Our main tasks on this trip are:
(a) to enjoy two weeks away from the daily, minute-to-minute pressures of the synagogue and the City as well as the brutal commute my wife enjoys for most the week to sunny New Haven,
(b) revisit all the nostalgic wonder of my years in Israel [note, most of that wonder is in the Sniper Zones and we may not get to that right now],
(c) eat shwarma, and other delicacies of the Holy Land,
(d) buy books, a whole mess of books,
and (e) shop for thangs that only Israel provides (like tzanua women's clothing and affordable hats).
We also need to (f) visit and see all of our friends in the country. This turns out to be a very heavy agenda.

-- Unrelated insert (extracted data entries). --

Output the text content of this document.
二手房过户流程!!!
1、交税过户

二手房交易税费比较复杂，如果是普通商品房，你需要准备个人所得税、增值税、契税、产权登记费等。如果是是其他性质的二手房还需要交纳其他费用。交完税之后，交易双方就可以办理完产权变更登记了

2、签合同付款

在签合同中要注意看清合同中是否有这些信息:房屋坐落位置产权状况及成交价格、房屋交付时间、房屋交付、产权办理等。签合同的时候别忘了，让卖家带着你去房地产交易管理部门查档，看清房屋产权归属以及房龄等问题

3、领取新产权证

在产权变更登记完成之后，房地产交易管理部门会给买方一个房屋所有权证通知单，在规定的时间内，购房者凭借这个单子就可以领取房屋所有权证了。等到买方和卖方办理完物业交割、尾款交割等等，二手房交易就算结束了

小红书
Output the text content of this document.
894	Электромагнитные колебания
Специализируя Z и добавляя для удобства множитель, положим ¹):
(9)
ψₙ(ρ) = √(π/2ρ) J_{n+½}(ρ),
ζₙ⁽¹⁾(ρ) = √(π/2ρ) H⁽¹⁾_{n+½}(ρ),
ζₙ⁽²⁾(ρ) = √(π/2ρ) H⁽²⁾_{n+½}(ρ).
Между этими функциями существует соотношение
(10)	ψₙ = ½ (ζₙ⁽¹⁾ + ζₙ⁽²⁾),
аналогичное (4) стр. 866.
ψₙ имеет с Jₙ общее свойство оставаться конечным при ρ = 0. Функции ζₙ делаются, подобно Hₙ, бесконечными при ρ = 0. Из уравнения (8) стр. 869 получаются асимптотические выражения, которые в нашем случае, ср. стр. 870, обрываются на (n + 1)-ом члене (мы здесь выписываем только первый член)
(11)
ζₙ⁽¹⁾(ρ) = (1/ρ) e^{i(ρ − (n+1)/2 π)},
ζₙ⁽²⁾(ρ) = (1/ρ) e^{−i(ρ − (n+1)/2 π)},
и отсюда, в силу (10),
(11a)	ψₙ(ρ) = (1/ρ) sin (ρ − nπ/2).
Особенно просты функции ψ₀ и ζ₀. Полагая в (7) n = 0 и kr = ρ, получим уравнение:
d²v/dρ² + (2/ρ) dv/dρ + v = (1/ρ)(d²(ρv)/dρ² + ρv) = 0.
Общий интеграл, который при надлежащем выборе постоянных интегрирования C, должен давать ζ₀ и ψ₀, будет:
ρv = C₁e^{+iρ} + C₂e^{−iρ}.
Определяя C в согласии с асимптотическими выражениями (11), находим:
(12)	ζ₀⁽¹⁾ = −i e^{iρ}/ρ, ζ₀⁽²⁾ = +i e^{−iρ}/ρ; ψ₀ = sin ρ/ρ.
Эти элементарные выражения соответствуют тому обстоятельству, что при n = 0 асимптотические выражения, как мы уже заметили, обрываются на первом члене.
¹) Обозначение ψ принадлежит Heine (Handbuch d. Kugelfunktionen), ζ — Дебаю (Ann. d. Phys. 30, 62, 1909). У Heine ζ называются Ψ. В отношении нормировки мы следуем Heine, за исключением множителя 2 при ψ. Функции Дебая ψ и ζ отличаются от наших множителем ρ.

Every day we set out to a new neighborhood to explore, eat, and shop. On Day 2, we explored Emek Refaiim. I'd never really spent time in the neighborhood and I see why - no book stores. Plenty of restaurants... we had lunch in Kapit with a good friend and dinner at Norman's with about a dozen yeshiva boys who should have been at night seder.
That night we heard the comedic-monologue of Israel Campbell at the Hartman Institute sitting in a room with the student bodies of Pardes and HUC. This guy was very good and I'm going to try to bring him to my shul.
As for the book buying, we started a three-day excavation of Stein's Book Store. Both the Emek Refaiim restaurants and Stein's Books are distinguished by being the closest to our hotel (not "Close" as nothing is close to our hotel except other hotels and the stupid Windmill thing). More on the Stein's adventure later.